## What are activation functions? Why are they used?

Activation functions decide how strong of a signal an individual neuron should give. In some cases, the signal gets completely removed (the result of applying the function is 0).

You do dot-product operations between a data vector and a weight matrix when training your Neural Network. Even in a multi-layer model, you'll do dot-product that result in a linear operation. Activation functions break that linearity. To do that, you need to pick a function that does not satisfy the expression:

$f(\alpha x_1 + \beta x_2) = \alpha f(x_1) + \beta f(x_2)$

A Neural Network without an activation function would not be able to learn non-linear relationships.

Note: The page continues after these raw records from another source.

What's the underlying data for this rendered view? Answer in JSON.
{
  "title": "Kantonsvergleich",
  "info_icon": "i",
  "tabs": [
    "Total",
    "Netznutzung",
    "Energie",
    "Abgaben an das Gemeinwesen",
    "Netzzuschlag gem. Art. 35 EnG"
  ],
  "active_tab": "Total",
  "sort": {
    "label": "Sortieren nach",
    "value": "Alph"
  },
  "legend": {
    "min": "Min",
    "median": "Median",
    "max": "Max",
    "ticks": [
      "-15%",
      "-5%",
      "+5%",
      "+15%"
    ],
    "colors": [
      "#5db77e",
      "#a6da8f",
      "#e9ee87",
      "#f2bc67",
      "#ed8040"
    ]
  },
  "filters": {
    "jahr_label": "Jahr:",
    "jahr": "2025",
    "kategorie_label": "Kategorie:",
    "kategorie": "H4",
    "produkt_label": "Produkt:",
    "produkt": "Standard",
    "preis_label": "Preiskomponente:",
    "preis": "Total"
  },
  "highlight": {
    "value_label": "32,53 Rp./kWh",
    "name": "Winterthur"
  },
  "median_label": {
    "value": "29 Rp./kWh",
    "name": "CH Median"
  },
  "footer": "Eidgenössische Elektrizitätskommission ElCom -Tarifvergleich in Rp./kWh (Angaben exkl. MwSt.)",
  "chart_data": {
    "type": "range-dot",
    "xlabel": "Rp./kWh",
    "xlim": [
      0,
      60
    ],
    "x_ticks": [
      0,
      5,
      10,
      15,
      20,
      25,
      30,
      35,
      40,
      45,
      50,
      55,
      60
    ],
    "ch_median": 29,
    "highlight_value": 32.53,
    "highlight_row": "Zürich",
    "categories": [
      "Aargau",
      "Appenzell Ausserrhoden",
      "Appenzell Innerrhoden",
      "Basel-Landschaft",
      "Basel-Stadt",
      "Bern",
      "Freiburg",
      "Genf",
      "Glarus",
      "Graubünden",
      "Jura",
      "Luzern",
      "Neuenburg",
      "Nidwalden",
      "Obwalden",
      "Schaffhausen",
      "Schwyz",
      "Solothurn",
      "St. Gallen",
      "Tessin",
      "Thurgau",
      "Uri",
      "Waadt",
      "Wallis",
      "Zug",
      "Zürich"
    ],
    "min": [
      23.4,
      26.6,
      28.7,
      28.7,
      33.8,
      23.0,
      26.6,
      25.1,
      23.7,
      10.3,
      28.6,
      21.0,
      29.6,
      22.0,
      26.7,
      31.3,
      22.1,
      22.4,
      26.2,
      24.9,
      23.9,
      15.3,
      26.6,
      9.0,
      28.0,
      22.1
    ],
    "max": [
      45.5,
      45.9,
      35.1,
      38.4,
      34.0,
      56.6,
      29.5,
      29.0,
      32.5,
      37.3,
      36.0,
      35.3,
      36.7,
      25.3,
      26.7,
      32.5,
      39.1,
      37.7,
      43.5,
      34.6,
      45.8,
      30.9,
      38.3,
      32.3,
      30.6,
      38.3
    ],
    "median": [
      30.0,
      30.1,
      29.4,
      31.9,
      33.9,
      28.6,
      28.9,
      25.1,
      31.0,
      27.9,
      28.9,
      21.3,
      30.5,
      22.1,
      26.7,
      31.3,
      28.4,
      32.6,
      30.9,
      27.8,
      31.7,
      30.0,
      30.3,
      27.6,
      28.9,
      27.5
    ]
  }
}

A wide variety of activation functions exist, some of which are 30+ years old. Here, we'll have a look at the most common ones. They also have some slight variations that try to improve some aspects of the original one.

## Sigmoid

One of the first well-known activation functions is the Sigmoid. Its definition is:

$Sigmoid(x) = \frac{e^x}{1 + e^x}$

Unfortunately, the gradient values become very small at the tail of the function. The result is too small weight update when training the model.

## ReLU

ReLU is currently the most popular activation function. It zeroes out negative numbers and keeps untouched the positive ones:

$Relu(x) = \max(0, x)$

Computing the ReLU is done very efficiently (compared to other activation functions) - it is simple thresholding. But zeroing out the parameter values results in their "death" - will not be ignored during training.

## Softmax

Softmax is used as an "output normalizer" when doing classification and you want the probability for each class.

The softmax forces the sum of values for each output neuron to be 1. The definition is:

$\text{Softmax}(x_{i}) = \frac{\exp(x_i)}{\sum_j \exp(x_j)}$

It applies the exponential function to each element of the input vector $x_i$. Normalization is ensured by dividing by the sum of all exponentials.